A French bishop once told his congregation this story: Three university students of Paris were walking along the road one Good Friday afternoon. They noticed crowds of people going to the churches to confess their faith. The students began talking about these poor, unenlightened people, and how religion would never survive because it was “superstition.”

Suddenly two of the students challenged the third, ‘Go into this church and tell the priest what we have been saying to each other!’ ‘OK, I will,’ he said, and went in. He lined up with the people going to confession, and when his turn came, he looked at the priest and said, ‘Father, I have come here to tell you that Christianity is a dying institution and that religion is superstition.’ The priest looked at the young man keenly and said, ‘Why did you come here, my son, to tell me this?’ And the student told him of his conversation with his friends.

The priest then said: ‘All right, I want you to do one thing for me. You accepted the challenge of your friends; now accept my challenge to you. Walk up to the chancel and you will find the figure of Jesus on a large wooden cross. I want you to stand before that cross and say these words: ‘Jesus died and rose for me and I could care less.’ The student looked defiant but, to save face, agreed. He went up and stood before that cross and said: ‘Jesus died and rose for me and I could care less.’ He came back to he priest and said, ‘I have done it.’ ‘Do it once more,’ said the priest; ‘after all, it means nothing to you.’ The student went back and looked at the cross for some time, and then he stammered it out: ‘Jesus died and rose for me and I could care less.’ He returned to the priest and said, ‘I have done it; I am going now.’
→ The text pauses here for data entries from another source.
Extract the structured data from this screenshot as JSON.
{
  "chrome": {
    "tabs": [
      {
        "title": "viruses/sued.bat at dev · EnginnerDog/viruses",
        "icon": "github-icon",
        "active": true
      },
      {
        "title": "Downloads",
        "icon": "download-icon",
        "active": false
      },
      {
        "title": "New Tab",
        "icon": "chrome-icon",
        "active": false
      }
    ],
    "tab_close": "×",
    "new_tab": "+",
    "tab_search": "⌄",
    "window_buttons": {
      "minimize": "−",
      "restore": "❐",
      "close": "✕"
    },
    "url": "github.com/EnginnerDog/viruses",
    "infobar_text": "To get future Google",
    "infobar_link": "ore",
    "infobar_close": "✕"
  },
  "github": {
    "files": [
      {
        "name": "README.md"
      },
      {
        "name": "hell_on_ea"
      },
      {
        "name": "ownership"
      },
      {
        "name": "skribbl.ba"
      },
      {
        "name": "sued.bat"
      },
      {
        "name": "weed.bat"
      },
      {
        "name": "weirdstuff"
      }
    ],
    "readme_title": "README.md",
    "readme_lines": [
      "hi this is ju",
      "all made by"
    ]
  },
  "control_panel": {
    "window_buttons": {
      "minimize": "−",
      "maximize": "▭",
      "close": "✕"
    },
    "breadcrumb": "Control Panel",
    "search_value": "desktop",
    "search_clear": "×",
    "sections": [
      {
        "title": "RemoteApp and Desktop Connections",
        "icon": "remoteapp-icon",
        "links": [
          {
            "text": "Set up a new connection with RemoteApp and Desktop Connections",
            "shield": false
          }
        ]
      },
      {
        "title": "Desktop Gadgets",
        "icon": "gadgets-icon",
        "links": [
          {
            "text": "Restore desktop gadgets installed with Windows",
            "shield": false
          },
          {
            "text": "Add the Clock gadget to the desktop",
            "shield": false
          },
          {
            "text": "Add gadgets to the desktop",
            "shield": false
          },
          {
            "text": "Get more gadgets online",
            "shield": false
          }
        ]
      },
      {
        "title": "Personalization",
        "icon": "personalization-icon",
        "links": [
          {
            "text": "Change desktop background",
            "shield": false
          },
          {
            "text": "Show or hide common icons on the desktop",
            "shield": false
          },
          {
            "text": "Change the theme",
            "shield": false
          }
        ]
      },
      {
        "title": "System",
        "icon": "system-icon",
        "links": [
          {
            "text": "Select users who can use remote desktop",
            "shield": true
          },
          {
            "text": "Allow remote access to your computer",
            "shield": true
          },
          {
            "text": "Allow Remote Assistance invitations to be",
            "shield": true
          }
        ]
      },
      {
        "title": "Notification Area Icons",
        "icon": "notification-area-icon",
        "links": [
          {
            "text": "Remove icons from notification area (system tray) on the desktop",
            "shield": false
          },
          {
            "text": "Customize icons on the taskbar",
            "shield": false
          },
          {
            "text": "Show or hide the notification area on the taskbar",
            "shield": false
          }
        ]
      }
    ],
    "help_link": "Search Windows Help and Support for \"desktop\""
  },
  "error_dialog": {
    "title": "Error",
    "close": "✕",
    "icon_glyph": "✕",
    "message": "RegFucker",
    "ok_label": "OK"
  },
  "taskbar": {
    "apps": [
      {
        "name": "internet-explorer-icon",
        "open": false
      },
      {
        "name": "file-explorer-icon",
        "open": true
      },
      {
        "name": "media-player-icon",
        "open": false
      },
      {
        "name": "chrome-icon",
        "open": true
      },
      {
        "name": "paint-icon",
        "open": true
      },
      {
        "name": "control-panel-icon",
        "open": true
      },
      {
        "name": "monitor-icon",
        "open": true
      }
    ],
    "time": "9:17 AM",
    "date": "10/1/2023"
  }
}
The priest stopped him. ‘Once more,’ he said, just once more and you can go. The young man walked up to the chancel and looked at Jesus. He stood there for a long time. Then he came back to the priest and said, ‘Father, can I make my confession now?’ The bishop stunned the congregation when he concluded with these words: “My dear people, that young man was me.”

Jesus showed us He was alive. He shared with us the peace that brings. The risen Jesus and his powerful words led Doubting Thomas to faith. He led that Bishop from skeptical doubt to faith. And He can lead us from doubt to faith. May Jesus’ Peace be with you! Jesus is alive – so it already is! Amen.